3) You are creating a new Socket every iteration of your sending Thread. This is a rather heavyweight operation, and only really make sense if you expect measurements to be extremely infrequent (say one an hour or less). Either you want a persistent socket that is not recreated every loop of the thread, or you want a one shot runnable you can 'fire and forget' which creates a socket, sends all relevant data, and finishes. (A quick note about using a persistent Socket, socket methods which block, such as reading, cannot be interrupted by Thread.interrupt(), and so when you want to stop the thread, you must close the socket as well as calling interrupt)
4) There is little point in throwing your own exceptions from within a Thread unless you expect to catch it somewhere else. A better solution is to log the error and if it is irrecoverable, stop the thread. A thread can stop itself with code like (in the same context as above):
public void run(){
while(Thread.currentThread() == runner){
//do stuff which can be interrupted if necessary
if(/*fatal error*/){
stopThread();
return; //optional in this case since the loop will exit anyways
}
}
}
Finally, if you want to be sure a thread exits with the rest of your application, no matter what, a good technique is to call Thread.setDaemon(true) after creation and before you start the thread. This flags the thread as a daemon thread, meaning the VM will ensure that it is automatically destroyed if there are no non-daemon threads running (such as if your app quits).
Obeying best practices with regards to Threads should ensure that your app doesn't hang or slow down the phone, though they can be quite complex :)
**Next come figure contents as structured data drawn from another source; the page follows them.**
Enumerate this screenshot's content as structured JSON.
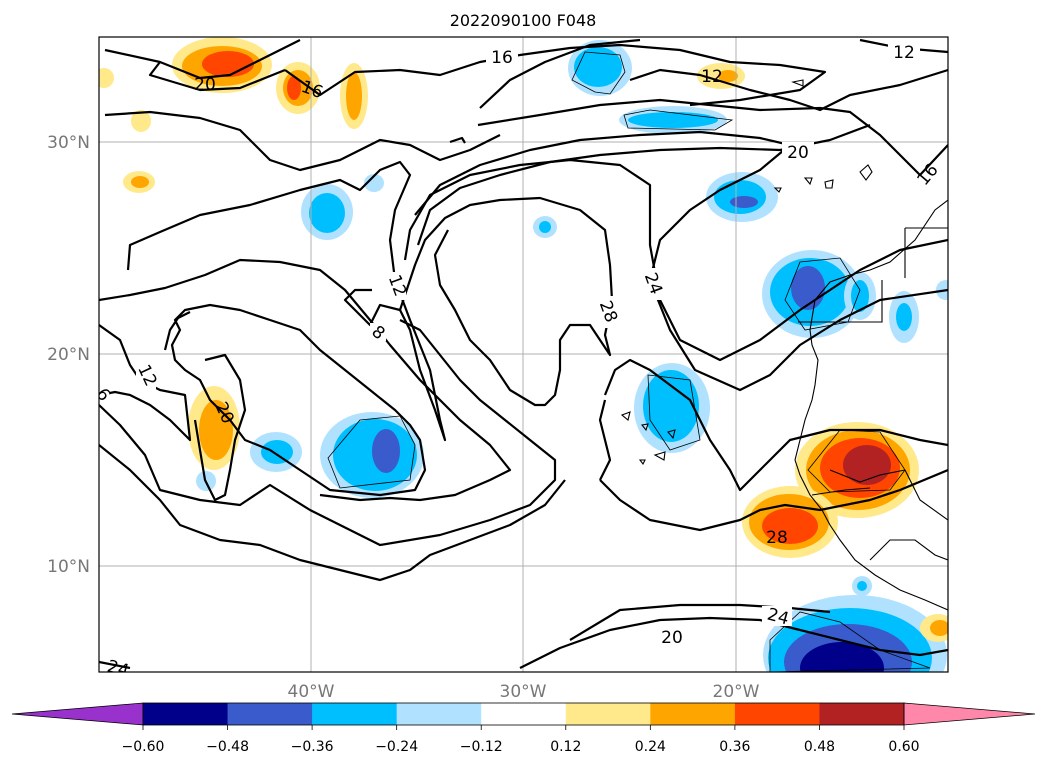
{
  "title": "2022090100 F048",
  "lat_labels": [
    "30°N",
    "20°N",
    "10°N"
  ],
  "lon_labels": [
    "40°W",
    "30°W",
    "20°W"
  ],
  "contour_labels": [
    "16",
    "12",
    "20",
    "16",
    "12",
    "20",
    "16",
    "24",
    "28",
    "12",
    "8",
    "12",
    "6",
    "20",
    "28",
    "24",
    "20",
    "24"
  ],
  "colorbar": {
    "colors": [
      "#9932cc",
      "#00008b",
      "#3a5bcc",
      "#00bfff",
      "#b0e2ff",
      "#ffffff",
      "#ffe98a",
      "#ffa500",
      "#ff4500",
      "#b22222",
      "#ff88aa"
    ],
    "tick_labels": [
      "−0.60",
      "−0.48",
      "−0.36",
      "−0.24",
      "−0.12",
      "0.12",
      "0.24",
      "0.36",
      "0.48",
      "0.60"
    ]
  }
}
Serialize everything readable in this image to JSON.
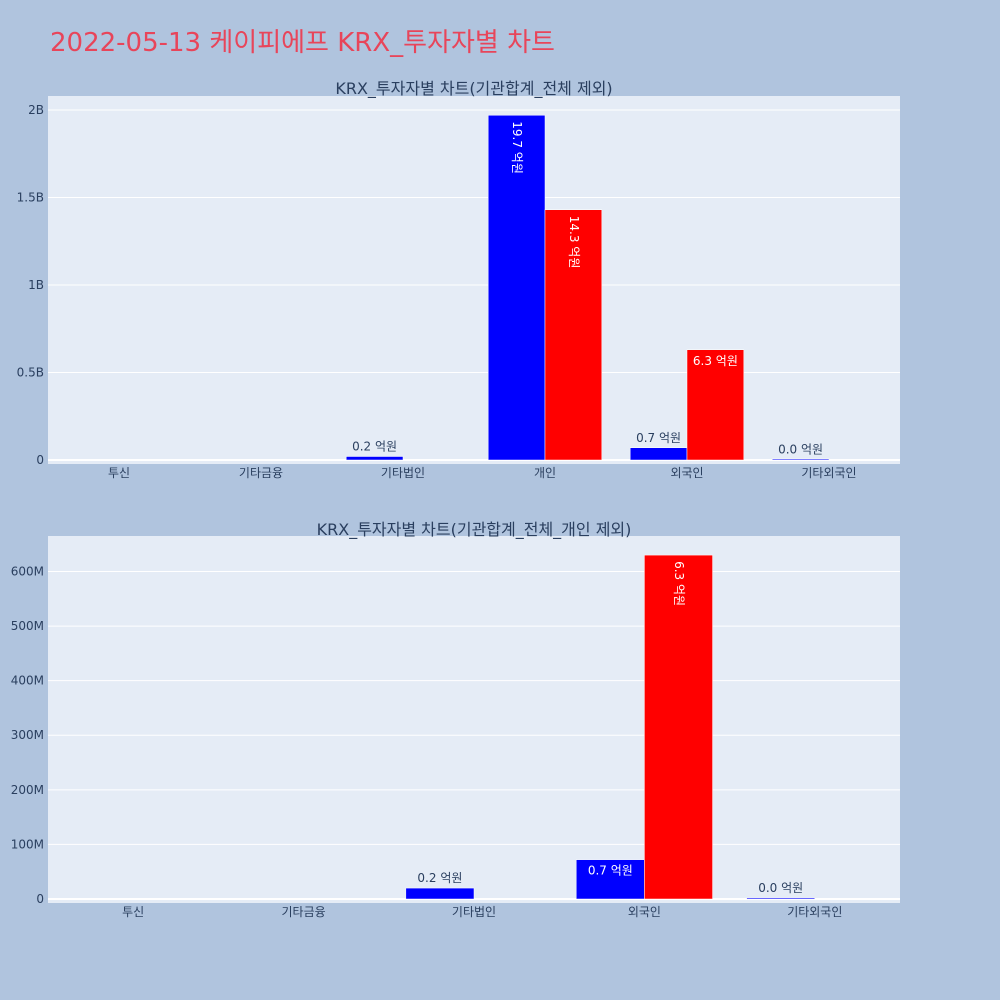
{
  "page_title": "2022-05-13 케이피에프 KRX_투자자별 차트",
  "colors": {
    "buy": "#0000ff",
    "sell": "#ff0000",
    "plot_bg": "#e5ecf6",
    "page_bg": "#b0c4de",
    "title": "#e8455a"
  },
  "chart_data": [
    {
      "type": "bar",
      "title": "KRX_투자자별 차트(기관합계_전체 제외)",
      "categories": [
        "투신",
        "기타금융",
        "기타법인",
        "개인",
        "외국인",
        "기타외국인"
      ],
      "series": [
        {
          "values": [
            0,
            0,
            20000000,
            1970000000,
            70000000,
            2000000
          ],
          "labels": [
            "",
            "",
            "0.2 억원",
            "19.7 억원",
            "0.7 억원",
            "0.0 억원"
          ]
        },
        {
          "values": [
            0,
            0,
            0,
            1430000000,
            630000000,
            0
          ],
          "labels": [
            "",
            "",
            "",
            "14.3 억원",
            "6.3 억원",
            ""
          ]
        }
      ],
      "ylim": [
        0,
        2080000000
      ],
      "yticks": [
        0,
        500000000,
        1000000000,
        1500000000,
        2000000000
      ],
      "ytick_labels": [
        "0",
        "0.5B",
        "1B",
        "1.5B",
        "2B"
      ],
      "grid": true
    },
    {
      "type": "bar",
      "title": "KRX_투자자별 차트(기관합계_전체_개인 제외)",
      "categories": [
        "투신",
        "기타금융",
        "기타법인",
        "외국인",
        "기타외국인"
      ],
      "series": [
        {
          "values": [
            0,
            0,
            20000000,
            72000000,
            2000000
          ],
          "labels": [
            "",
            "",
            "0.2 억원",
            "0.7 억원",
            "0.0 억원"
          ]
        },
        {
          "values": [
            0,
            0,
            0,
            630000000,
            0
          ],
          "labels": [
            "",
            "",
            "",
            "6.3 억원",
            ""
          ]
        }
      ],
      "ylim": [
        0,
        665000000
      ],
      "yticks": [
        0,
        100000000,
        200000000,
        300000000,
        400000000,
        500000000,
        600000000
      ],
      "ytick_labels": [
        "0",
        "100M",
        "200M",
        "300M",
        "400M",
        "500M",
        "600M"
      ],
      "grid": true
    }
  ]
}
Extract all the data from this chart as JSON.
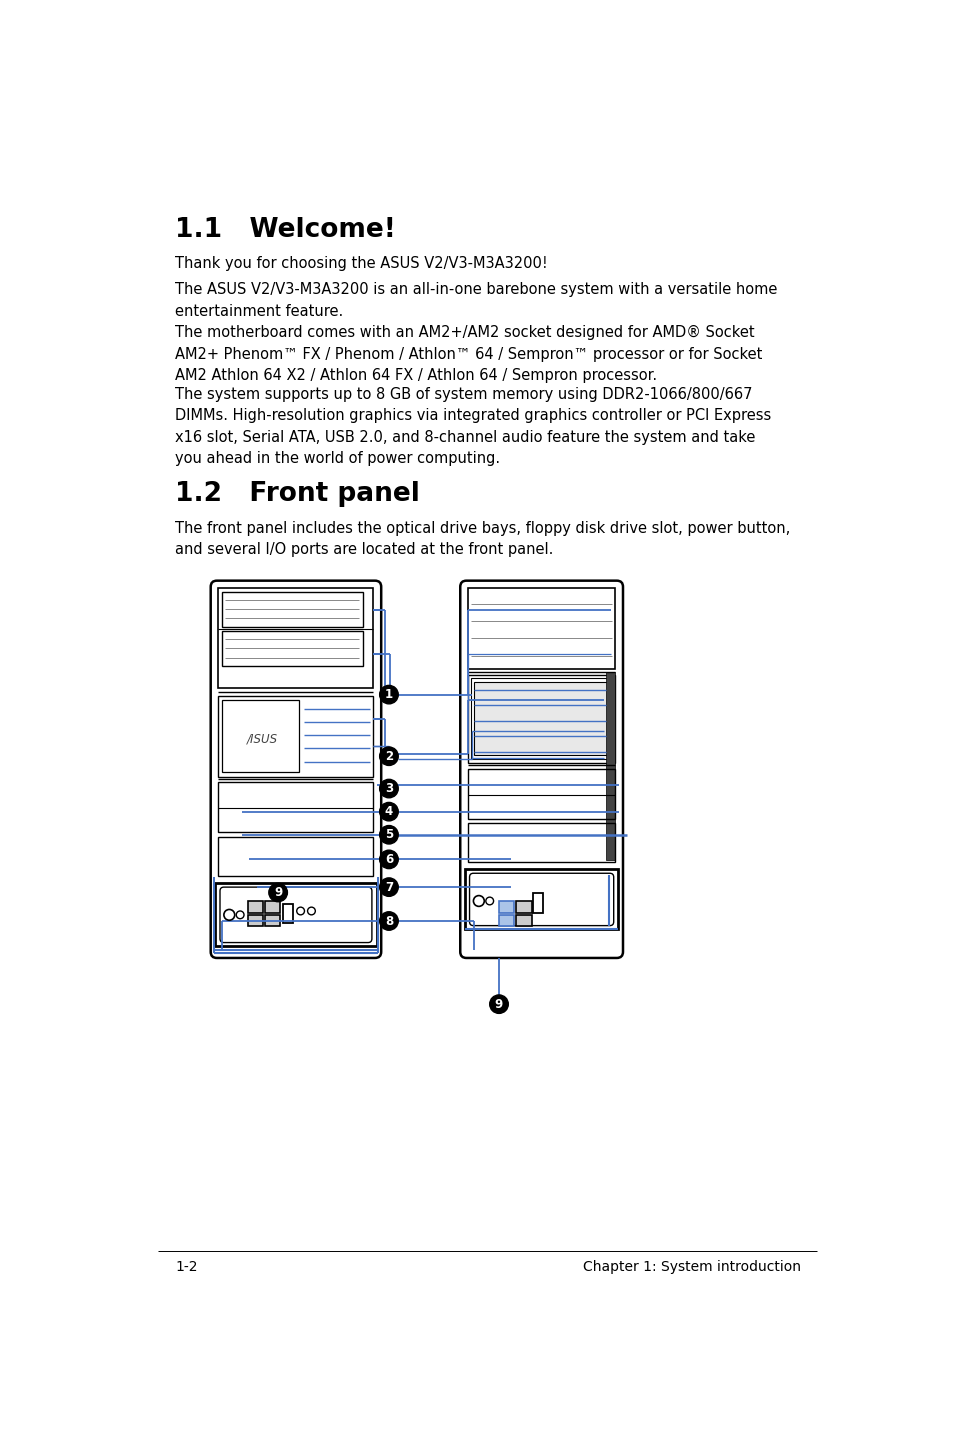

Actually, you don't need the "runner" variable as described above, something like:
while (!interrupted()) {
try {
Thread.sleep(1000);
} catch (InterruptedException ex) {
break;
}
}
But generally, sitting in a Thread.sleep() loop is a really bad idea.
Look at the AsyncTask API in the new 1.5 API. It will probably solve your problem more elegantly than using a service. Your phone is getting slow because the service never shuts down - there's nothing that will cause the service to kill itself.